Yogyakarta – Departemen Arkeologi dan Program Studi Pariwisata, Fakultas Ilmu Budaya (FIB) Universitas Gadjah Mada (UGM) resmi mengembalikan benda-benda budaya kepada masyarakat Warloka, Labuan Bajo, Nusa Tenggara Timur, pada Senin (14/7). Repatriasi ini mencakup sekitar 40 kilogram artefak hasil ekskavasi yang diklasifikasikan dalam 15 kategori, seperti perhiasan, alat bantu, keramik, gerabah, koin, hingga sisa-sisa kerangka dari tiga individu leluhur.
Benda-benda tersebut merupakan hasil penggalian yang dilakukan lebih dari 15 tahun lalu dan selama ini disimpan di kampus UGM untuk kepentingan riset. Pengembalian ini mencerminkan komitmen terhadap tanggung jawab etis dalam penelitian akademik serta mempertegas pentingnya prinsip keadilan dalam berbagi pengetahuan dan manfaat ilmiah.
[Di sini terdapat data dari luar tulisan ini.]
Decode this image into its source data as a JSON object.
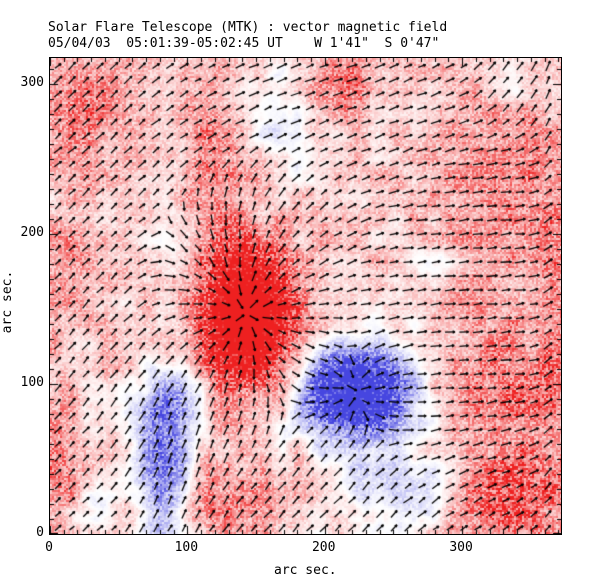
{
  "chart_data": {
    "type": "heatmap",
    "title": "Solar Flare Telescope (MTK) : vector magnetic field",
    "subtitle": "05/04/03  05:01:39-05:02:45 UT    W 1'41\"  S 0'47\"",
    "xlabel": "arc sec.",
    "ylabel": "arc sec.",
    "x_range": [
      0,
      372
    ],
    "y_range": [
      0,
      317
    ],
    "x_major_ticks": [
      0,
      100,
      200,
      300
    ],
    "y_major_ticks": [
      0,
      100,
      200,
      300
    ],
    "minor_tick_interval_arcsec": 10,
    "grid": false,
    "legend": false,
    "colors": {
      "positive_polarity": "#ee2020",
      "negative_polarity": "#4646e0",
      "vector": "#000000",
      "frame": "#000000",
      "background": "#ffffff"
    },
    "field_map": {
      "description": "longitudinal magnetic field, red=positive, blue=negative, speckled",
      "baseline": 0.24,
      "noise_amp_coarse": 0.2,
      "noise_amp_fine": 0.1,
      "blobs": [
        {
          "x": 143,
          "y": 147,
          "sx": 17,
          "sy": 24,
          "amp": 2.9
        },
        {
          "x": 141,
          "y": 138,
          "sx": 33,
          "sy": 42,
          "amp": 0.75
        },
        {
          "x": 223,
          "y": 95,
          "sx": 23,
          "sy": 17,
          "amp": -2.5
        },
        {
          "x": 221,
          "y": 92,
          "sx": 36,
          "sy": 27,
          "amp": -0.55
        },
        {
          "x": 83,
          "y": 42,
          "sx": 13,
          "sy": 38,
          "amp": -1.05
        },
        {
          "x": 92,
          "y": 88,
          "sx": 18,
          "sy": 22,
          "amp": -0.6
        },
        {
          "x": 252,
          "y": 28,
          "sx": 28,
          "sy": 20,
          "amp": -0.55
        },
        {
          "x": 30,
          "y": 12,
          "sx": 13,
          "sy": 10,
          "amp": -0.45
        },
        {
          "x": 165,
          "y": 276,
          "sx": 15,
          "sy": 26,
          "amp": -0.4
        },
        {
          "x": 280,
          "y": 182,
          "sx": 12,
          "sy": 12,
          "amp": -0.3
        },
        {
          "x": 338,
          "y": 300,
          "sx": 13,
          "sy": 14,
          "amp": -0.3
        },
        {
          "x": 93,
          "y": 176,
          "sx": 11,
          "sy": 16,
          "amp": -0.35
        },
        {
          "x": 10,
          "y": 218,
          "sx": 10,
          "sy": 14,
          "amp": -0.3
        },
        {
          "x": 30,
          "y": 289,
          "sx": 26,
          "sy": 24,
          "amp": 0.5
        },
        {
          "x": 121,
          "y": 250,
          "sx": 16,
          "sy": 36,
          "amp": 0.45
        },
        {
          "x": 327,
          "y": 230,
          "sx": 36,
          "sy": 58,
          "amp": 0.45
        },
        {
          "x": 208,
          "y": 299,
          "sx": 19,
          "sy": 17,
          "amp": 0.45
        },
        {
          "x": 15,
          "y": 192,
          "sx": 13,
          "sy": 32,
          "amp": 0.5
        },
        {
          "x": 6,
          "y": 40,
          "sx": 12,
          "sy": 45,
          "amp": 0.5
        },
        {
          "x": 339,
          "y": 25,
          "sx": 30,
          "sy": 24,
          "amp": 0.85
        },
        {
          "x": 132,
          "y": 20,
          "sx": 23,
          "sy": 18,
          "amp": 0.5
        },
        {
          "x": 328,
          "y": 98,
          "sx": 30,
          "sy": 26,
          "amp": 0.5
        },
        {
          "x": 367,
          "y": 160,
          "sx": 10,
          "sy": 60,
          "amp": 0.35
        }
      ]
    },
    "vector_field": {
      "description": "transverse field direction ticks on regular grid",
      "grid_spacing_px": 14,
      "seed": 7,
      "default_angle_deg": 40,
      "default_weight": 0.35,
      "regions": [
        {
          "type": "radial",
          "x": 143,
          "y": 147,
          "sx": 42,
          "sy": 48,
          "weight": 2.6
        },
        {
          "type": "radial",
          "x": 223,
          "y": 95,
          "sx": 30,
          "sy": 24,
          "weight": 1.6
        },
        {
          "type": "fixed",
          "angle_deg": 2,
          "x": 300,
          "y": 130,
          "sx": 55,
          "sy": 55,
          "weight": 1.5
        },
        {
          "type": "fixed",
          "angle_deg": 0,
          "x": 320,
          "y": 200,
          "sx": 45,
          "sy": 40,
          "weight": 1.1
        },
        {
          "type": "fixed",
          "angle_deg": 78,
          "x": 95,
          "y": 70,
          "sx": 26,
          "sy": 48,
          "weight": 1.2
        },
        {
          "type": "fixed",
          "angle_deg": 50,
          "x": 195,
          "y": 28,
          "sx": 45,
          "sy": 26,
          "weight": 1.4
        },
        {
          "type": "fixed",
          "angle_deg": 12,
          "x": 210,
          "y": 290,
          "sx": 70,
          "sy": 35,
          "weight": 0.8
        },
        {
          "type": "fixed",
          "angle_deg": 45,
          "x": 35,
          "y": 285,
          "sx": 35,
          "sy": 35,
          "weight": 0.9
        },
        {
          "type": "fixed",
          "angle_deg": 88,
          "x": 366,
          "y": 170,
          "sx": 10,
          "sy": 80,
          "weight": 1.0
        },
        {
          "type": "fixed",
          "angle_deg": 70,
          "x": 345,
          "y": 300,
          "sx": 25,
          "sy": 22,
          "weight": 0.7
        },
        {
          "type": "fixed",
          "angle_deg": 55,
          "x": 45,
          "y": 120,
          "sx": 30,
          "sy": 50,
          "weight": 0.8
        }
      ]
    }
  }
}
Ketua tim repatriasi, Dr. Tular Sudarmadi, menyatakan bahwa pendekatan eksploitatif yang berakar dari praktik kolonial harus ditinggalkan dalam pengelolaan warisan budaya. Ia menegaskan pentingnya membangun hubungan yang setara antara akademisi dan komunitas yang menjadi subjek penelitian. Saat ini, UGM juga tengah menyusun pedoman universitas untuk tata kelola artefak hasil ekskavasi, yang digadang-gadang menjadi inisiatif pertama di Indonesia.

“Saya merasa memiliki tanggung jawab moral untuk mengembalikan benda-benda ini kepada Komunitas Warloka,” ujar Tular dikutip dari laman ugm, pada Rabu (16/7).
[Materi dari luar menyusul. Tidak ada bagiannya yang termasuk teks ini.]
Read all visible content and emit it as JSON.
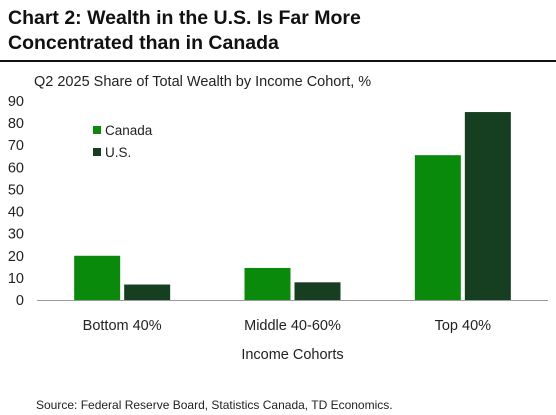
{
  "header": {
    "title_line1": "Chart 2: Wealth in the U.S. Is Far More",
    "title_line2": "Concentrated than in Canada"
  },
  "chart_data": {
    "type": "bar",
    "subtitle": "Q2 2025 Share of Total Wealth by Income Cohort, %",
    "xlabel": "Income Cohorts",
    "ylabel": "",
    "ylim": [
      0,
      90
    ],
    "yticks": [
      0,
      10,
      20,
      30,
      40,
      50,
      60,
      70,
      80,
      90
    ],
    "categories": [
      "Bottom 40%",
      "Middle 40-60%",
      "Top 40%"
    ],
    "series": [
      {
        "name": "Canada",
        "color": "#0a8a0a",
        "values": [
          20,
          14.5,
          65.5
        ]
      },
      {
        "name": "U.S.",
        "color": "#163f22",
        "values": [
          7,
          8,
          85
        ]
      }
    ],
    "legend_position": "top-left",
    "grid": false
  },
  "footer": {
    "source": "Source: Federal Reserve Board, Statistics Canada, TD Economics."
  }
}
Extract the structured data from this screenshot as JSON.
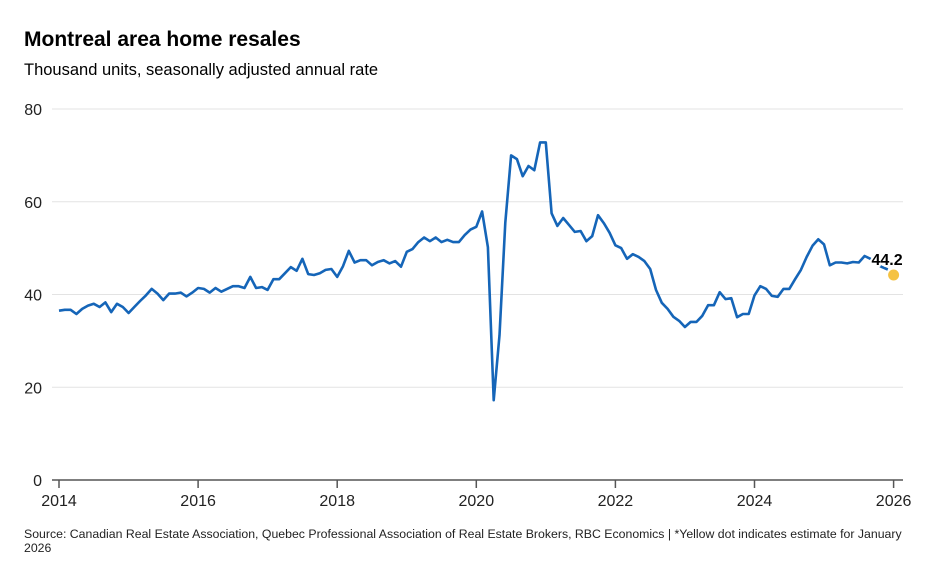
{
  "chart_data": {
    "type": "line",
    "title": "Montreal area home resales",
    "subtitle": "Thousand units, seasonally adjusted annual rate",
    "xlabel": "",
    "ylabel": "",
    "xlim": [
      2014,
      2026.17
    ],
    "ylim": [
      0,
      80
    ],
    "grid": true,
    "x_ticks": [
      "2014",
      "2016",
      "2018",
      "2020",
      "2022",
      "2024",
      "2026"
    ],
    "y_ticks": [
      "0",
      "20",
      "40",
      "60",
      "80"
    ],
    "series": [
      {
        "name": "Montreal area home resales",
        "color": "#1565b8",
        "start": "2014-01",
        "frequency": "monthly",
        "values": [
          36.5,
          36.7,
          36.7,
          35.8,
          36.9,
          37.6,
          38.0,
          37.3,
          38.3,
          36.2,
          38.0,
          37.3,
          36.0,
          37.3,
          38.6,
          39.8,
          41.2,
          40.2,
          38.8,
          40.2,
          40.2,
          40.4,
          39.6,
          40.4,
          41.4,
          41.2,
          40.4,
          41.4,
          40.6,
          41.2,
          41.8,
          41.8,
          41.4,
          43.8,
          41.4,
          41.6,
          41.0,
          43.3,
          43.3,
          44.6,
          45.9,
          45.1,
          47.7,
          44.4,
          44.2,
          44.6,
          45.3,
          45.5,
          43.8,
          46.1,
          49.4,
          46.9,
          47.4,
          47.4,
          46.3,
          47.0,
          47.4,
          46.7,
          47.2,
          46.0,
          49.2,
          49.8,
          51.3,
          52.3,
          51.5,
          52.3,
          51.3,
          51.8,
          51.3,
          51.3,
          52.8,
          54.0,
          54.6,
          57.9,
          50.2,
          17.2,
          31.2,
          55.5,
          70.0,
          69.2,
          65.5,
          67.7,
          66.8,
          72.8,
          72.8,
          57.5,
          54.8,
          56.5,
          55.0,
          53.5,
          53.7,
          51.5,
          52.6,
          57.1,
          55.4,
          53.3,
          50.6,
          50.0,
          47.7,
          48.7,
          48.1,
          47.2,
          45.5,
          41.0,
          38.2,
          36.9,
          35.2,
          34.3,
          33.0,
          34.1,
          34.1,
          35.4,
          37.7,
          37.7,
          40.5,
          39.0,
          39.2,
          35.1,
          35.8,
          35.8,
          39.8,
          41.8,
          41.2,
          39.7,
          39.5,
          41.2,
          41.2,
          43.3,
          45.3,
          48.1,
          50.5,
          51.9,
          50.8,
          46.3,
          46.9,
          46.9,
          46.7,
          47.0,
          46.9,
          48.3,
          47.7,
          46.6,
          45.9,
          45.4
        ]
      }
    ],
    "estimate": {
      "label": "44.2",
      "date": "2026-01",
      "value": 44.2,
      "color": "#f5c242"
    },
    "source_note": "Source: Canadian Real Estate Association, Quebec Professional Association of Real Estate Brokers, RBC Economics | *Yellow dot indicates estimate for January 2026"
  }
}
Dosen FIB lainnya, Dr. Rucitarahma Ristiawan, menambahkan bahwa pengembalian artefak ke komunitas asal merupakan langkah penting menuju keadilan epistemik. Menurutnya, repatriasi bukan sekadar simbolik, melainkan wujud nyata transformasi praktik akademik menuju pembagian manfaat riset yang lebih adil.
“Repatriasi ini mengakui pentingnya sistem pengetahuan lokal dan memperkuat hak komunitas untuk menarasikan sejarahnya sendiri,” jelasnya.
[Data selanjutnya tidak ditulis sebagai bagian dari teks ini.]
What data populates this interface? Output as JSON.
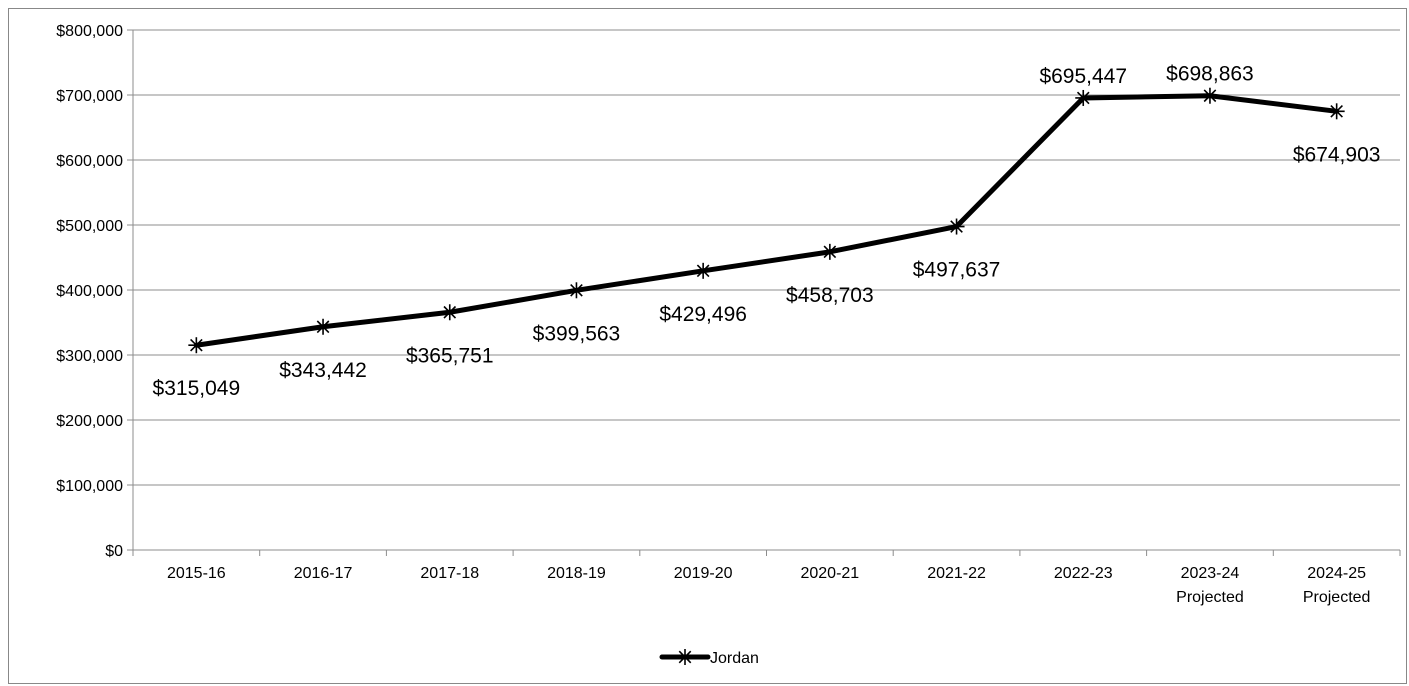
{
  "chart_data": {
    "type": "line",
    "title": "",
    "xlabel": "",
    "ylabel": "",
    "categories": [
      [
        "2015-16"
      ],
      [
        "2016-17"
      ],
      [
        "2017-18"
      ],
      [
        "2018-19"
      ],
      [
        "2019-20"
      ],
      [
        "2020-21"
      ],
      [
        "2021-22"
      ],
      [
        "2022-23"
      ],
      [
        "2023-24",
        "Projected"
      ],
      [
        "2024-25",
        "Projected"
      ]
    ],
    "series": [
      {
        "name": "Jordan",
        "color": "#000000",
        "marker": "asterisk",
        "values": [
          315049,
          343442,
          365751,
          399563,
          429496,
          458703,
          497637,
          695447,
          698863,
          674903
        ],
        "labels": [
          "$315,049",
          "$343,442",
          "$365,751",
          "$399,563",
          "$429,496",
          "$458,703",
          "$497,637",
          "$695,447",
          "$698,863",
          "$674,903"
        ]
      }
    ],
    "ylim": [
      0,
      800000
    ],
    "yticks": [
      0,
      100000,
      200000,
      300000,
      400000,
      500000,
      600000,
      700000,
      800000
    ],
    "ytick_labels": [
      "$0",
      "$100,000",
      "$200,000",
      "$300,000",
      "$400,000",
      "$500,000",
      "$600,000",
      "$700,000",
      "$800,000"
    ],
    "grid": "horizontal",
    "legend": "bottom-center",
    "label_placement": [
      "below",
      "below",
      "below",
      "below",
      "below",
      "below",
      "below",
      "above",
      "above",
      "below"
    ]
  }
}
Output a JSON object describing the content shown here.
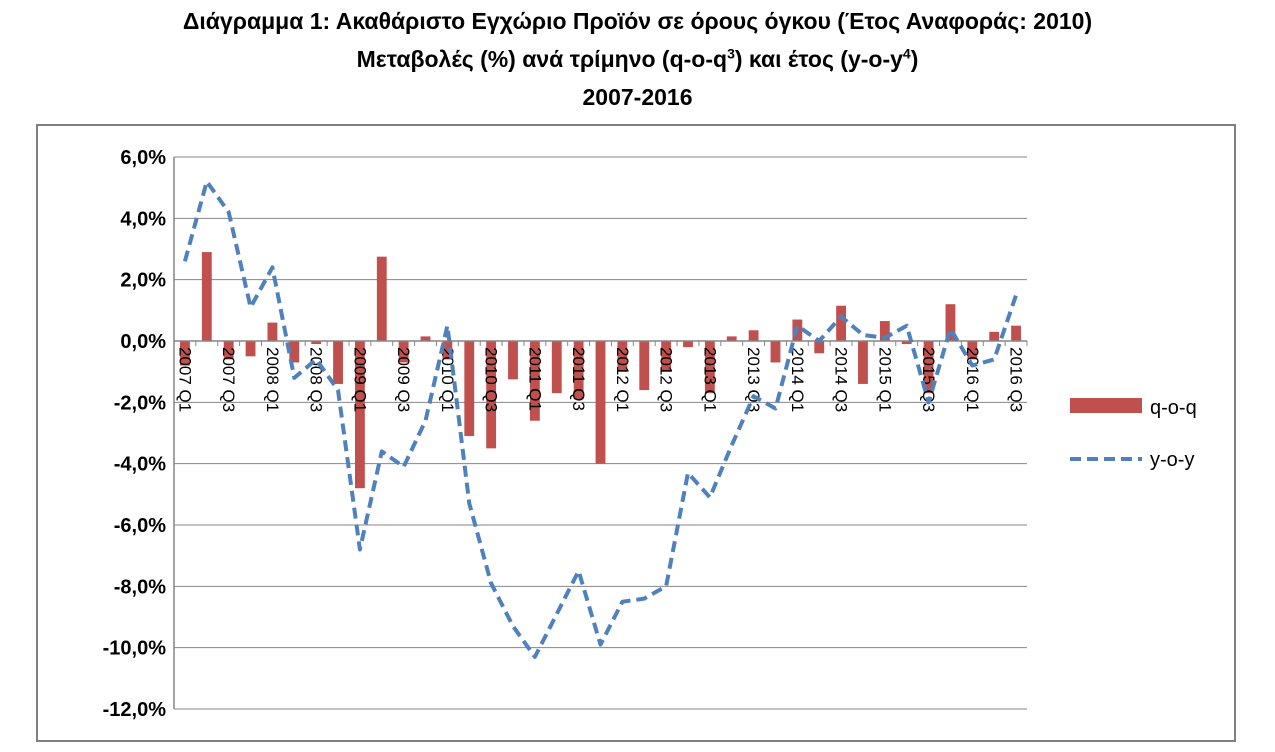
{
  "header": {
    "title_line1": "Διάγραμμα 1: Ακαθάριστο Εγχώριο Προϊόν σε όρους όγκου (Έτος Αναφοράς: 2010)",
    "title_line2": "Μεταβολές (%) ανά τρίμηνο (q-o-q",
    "title_line2_sup1": "3",
    "title_line2_mid": ") και έτος (y-o-y",
    "title_line2_sup2": "4",
    "title_line2_end": ")",
    "title_line3": "2007-2016"
  },
  "colors": {
    "bar": "#c0504d",
    "line": "#4f81bd",
    "grid": "#868686",
    "axis": "#868686"
  },
  "chart_data": {
    "type": "bar",
    "title": "Διάγραμμα 1: Ακαθάριστο Εγχώριο Προϊόν σε όρους όγκου (Έτος Αναφοράς: 2010) Μεταβολές (%) ανά τρίμηνο (q-o-q3) και έτος (y-o-y4) 2007-2016",
    "categories": [
      "2007 Q1",
      "2007 Q2",
      "2007 Q3",
      "2007 Q4",
      "2008 Q1",
      "2008 Q2",
      "2008 Q3",
      "2008 Q4",
      "2009 Q1",
      "2009 Q2",
      "2009 Q3",
      "2009 Q4",
      "2010 Q1",
      "2010 Q2",
      "2010 Q3",
      "2010 Q4",
      "2011 Q1",
      "2011 Q2",
      "2011 Q3",
      "2011 Q4",
      "2012 Q1",
      "2012 Q2",
      "2012 Q3",
      "2012 Q4",
      "2013 Q1",
      "2013 Q2",
      "2013 Q3",
      "2013 Q4",
      "2014 Q1",
      "2014 Q2",
      "2014 Q3",
      "2014 Q4",
      "2015 Q1",
      "2015 Q2",
      "2015 Q3",
      "2015 Q4",
      "2016 Q1",
      "2016 Q2",
      "2016 Q3"
    ],
    "tick_labels": [
      "2007 Q1",
      "",
      "2007 Q3",
      "",
      "2008 Q1",
      "",
      "2008 Q3",
      "",
      "2009 Q1",
      "",
      "2009 Q3",
      "",
      "2010 Q1",
      "",
      "2010 Q3",
      "",
      "2011 Q1",
      "",
      "2011 Q3",
      "",
      "2012 Q1",
      "",
      "2012 Q3",
      "",
      "2013 Q1",
      "",
      "2013 Q3",
      "",
      "2014 Q1",
      "",
      "2014 Q3",
      "",
      "2015 Q1",
      "",
      "2015 Q3",
      "",
      "2016 Q1",
      "",
      "2016 Q3"
    ],
    "series": [
      {
        "name": "q-o-q",
        "type": "bar",
        "values": [
          -0.8,
          2.9,
          -0.6,
          -0.5,
          0.6,
          -0.7,
          -0.1,
          -1.4,
          -4.8,
          2.75,
          -0.7,
          0.15,
          -0.6,
          -3.1,
          -3.5,
          -1.25,
          -2.6,
          -1.7,
          -1.9,
          -4.0,
          -1.0,
          -1.6,
          -1.0,
          -0.2,
          -1.7,
          0.15,
          0.35,
          -0.7,
          0.7,
          -0.4,
          1.15,
          -1.4,
          0.65,
          -0.1,
          -1.7,
          1.2,
          -0.6,
          0.3,
          0.5
        ]
      },
      {
        "name": "y-o-y",
        "type": "line",
        "values": [
          2.6,
          5.2,
          4.2,
          1.1,
          2.4,
          -1.2,
          -0.6,
          -1.6,
          -6.8,
          -3.6,
          -4.1,
          -2.6,
          0.5,
          -5.3,
          -7.9,
          -9.3,
          -10.3,
          -8.9,
          -7.5,
          -9.9,
          -8.5,
          -8.4,
          -8.0,
          -4.3,
          -5.1,
          -3.4,
          -1.8,
          -2.2,
          0.5,
          0.0,
          0.8,
          0.2,
          0.1,
          0.5,
          -2.0,
          0.4,
          -0.8,
          -0.6,
          1.5
        ]
      }
    ],
    "y_ticks": [
      "6,0%",
      "4,0%",
      "2,0%",
      "0,0%",
      "-2,0%",
      "-4,0%",
      "-6,0%",
      "-8,0%",
      "-10,0%",
      "-12,0%"
    ],
    "ylim": [
      -12,
      6
    ],
    "y_step": 2,
    "legend": [
      "q-o-q",
      "y-o-y"
    ],
    "legend_position": "right",
    "grid": true
  }
}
Proses ini juga didukung oleh mahasiswa pascasarjana Arkeologi UGM, Oto Alcianto, serta kolaborator internasional dari University of Glasgow, Dr. Emiline Smith, yang merupakan peneliti bidang art crime dan kriminologi. Menurut Emiline, repatriasi ini mencerminkan pergeseran paradigma dalam dunia akademik dan menjadi ajakan bagi peneliti untuk merefleksikan tanggung jawab etis mereka, khususnya dalam hal posisi dan relasi kekuasaan dengan komunitas.
“Kegiatan ini juga menunjukkan pentingnya dukungan pemerintah agar institusi mampu mengelola pengembalian warisan budaya dan sisa-sisa leluhur dengan penuh hormat,” tegasnya.
Sisa kerangka leluhur rencananya akan dimakamkan kembali sesuai tradisi dan kepercayaan masyarakat Warloka. Sementara itu, artefak lainnya akan disimpan sementara di Dinas Pariwisata setempat sembari menanti pembangunan ruang pamer khusus di desa tersebut.
Momentum repatriasi ini juga dimanfaatkan oleh Dinas Pariwisata dan komunitas lokal untuk mengedukasi wisatawan mengenai sejarah Warloka serta pentingnya riset kolaboratif dalam pelestarian budaya. Komunitas Warloka pun berkomitmen meningkatkan perlindungan terhadap situs dan temuan arkeologis di wilayah mereka.
“Setelah 15 tahun, anggota keluarga kami akhirnya pulang,” ungkap salah satu warga Warloka dengan penuh haru.